I. Image Acquisition
There are two ways to obtain panoramic image materials: one is to use a special panoramic device, such as a panoramic camera or a camera with a fish eye or wide angle lens; the other is to use a general camera to take partial images, then, after projection, the system concatenates to form a panorama.
The advantage of the first method is that it is easy to operate without complex modeling and can easily form a panorama. The disadvantage is that dedicated devices are expensive and difficult to popularize and use. The second method has high requirements on shooting. Generally, you need to use some devices, such as a tripod, to complete shooting. Compared with the former, it is more complex, but the cost is low.
Ii. image projection
Because adjacent local scene images are taken from different angles after the camera turns a certain angle, their projection plane has a certain angle. If you splice a local image seamlessly, the visual consistency in the actual scenario will be damaged, such as turning a curve into a straight line, and it is difficult to splice it seamlessly. In order to maintain the Spatial Constraints in actual scenarios, the real-time image taken must be projected onto a certain surface, and the image information must be saved as a curved surface on the computer. After the projection is complete, the rotation relationship is removed, and the translation relationship is retained to prepare for image mosaic. Generally, the most common panoramic projection methods include sphere projection, cylindrical projection, and cube projection.
1. SPHERICAL MODEL
2. Cylindrical Surface Model
3. cube Model
The panorama model provides a 360-degree horizontal view of the scenario, and a 180-degree vertical view of the sphere and cube, the scenario has a very high fidelity.
Iii. Image Stitching
Image Stitching is one of the key technologies of panoramic technology and a key link in panoramic production. Due to the limited camera angle and the high price of panoramic cameras, the Research on splicing technology is very meaningful.
1. Main purposes of splicing
Image Stitching Technology can solve the problem that the camera and other imaging instruments cannot take a large image at a time due to the limited angle of view. It uses a computer for matching and synthesis of a wide-angle image. Therefore, it is widely used in practical use.
2. Image Mosaic Problems
The key to image mosaic is to precisely find the exact position of the overlapping parts of the adjacent two images, then determine the location transformation relationship between the two images, and finally splice and edge fusion. Because the camera is affected by environment and hardware conditions, the images are often different in terms of translation, rotation, scaling, perspective deformation, chromatic aberration, and distortion, these differences greatly increase the difficulty and complexity of image mosaic. In practical application, the most basic splicing technology mainly involves three changes: translation, scaling, and rotation (A is the original image, and A' is the transformed image ):
(1) Translation: a' = a + K;
(2) ZOOM: a' = SA, where S is the zoom ratio;
(3) rotation: a' = Ra, which is the rotation matrix.
In these three changes, scaling and rotation are difficult to solve. How to Determine the scaling ratio and rotation angle between the two images is the difficulty of image mosaic technology.

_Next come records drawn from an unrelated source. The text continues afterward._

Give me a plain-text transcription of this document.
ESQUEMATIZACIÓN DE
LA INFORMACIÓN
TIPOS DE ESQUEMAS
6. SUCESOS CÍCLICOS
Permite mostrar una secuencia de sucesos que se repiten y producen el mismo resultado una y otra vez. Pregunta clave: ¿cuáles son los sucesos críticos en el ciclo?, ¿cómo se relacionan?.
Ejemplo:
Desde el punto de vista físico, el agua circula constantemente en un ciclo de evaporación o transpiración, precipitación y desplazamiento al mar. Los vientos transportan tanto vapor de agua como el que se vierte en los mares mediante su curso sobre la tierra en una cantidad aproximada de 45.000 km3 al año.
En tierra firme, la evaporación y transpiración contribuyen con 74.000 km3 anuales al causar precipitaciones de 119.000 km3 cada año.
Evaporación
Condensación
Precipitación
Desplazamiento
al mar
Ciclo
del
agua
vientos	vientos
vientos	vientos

3. Image Mosaic technical process and core issues
The basic process of image mosaic technology.
Core problem: Image Mosaic effect is closely related to a key technology, that is, image matching.
4. Image Matching
Image matching is designed to search for vertices with the same name. It is one of the core topics of computer vision and digital photography measurement, it refers to finding the overlapping position and range (also called image alignment) of some overlapping sequence images ). The two images may be taken from different time, different environments, different sensors, or different perspectives, which results in not only noise, in addition, there are severe gray and geometric distortion.Image matching is assumed that there are two rectangular areasA and B. It is known that B contains a region A', and A' and a are the same modules. Locate the location of a' in B.
From a macro perspective, image matching methods can be classified into gray-scale matching and feature matching.Grayscale matchingIt is represented by the commonly used correlation coefficient method, which mainly considers the gray distribution and statistical characteristics in the local area;Feature MatchingFirst, we need to extract features, such as edge features, texture features, and information entropy features. Then, we use chaincodes or parameters to represent these features and use them as matching elements. In fact, feature matching is often used in combination with grayscale matching, that is, some feature quantity constraints are introduced during grayscale matching.
Image matching system process.
The algorithms involved in this section still need to be further studied and sorted out.
Iv. Inverse Projection
To reconstruct the view corresponding to each line of sight in the viewpoint space from the panoramic image, the panoramic image processed by the forward projection must be reversed. The Inverse Projection Algorithm of panoramic images solves the following problems: Re-constructs the view corresponding to each line of sight in the spherical viewpoint space from the panoramic images.
V. References
1. panorama technology research, Li yunwei, master's degree thesis from Huazhong University of Science and Technology, 2007.
2. Analysis of panorama technology application status and several technical problems, Hu xuejin, keyuan, November 24, 2009, pp. 283.
3. Design and Implementation of panorama stitching algorithm, article 21st, Journal of Chongqing Institute of Technology (Natural Science Edition), pp. 9th.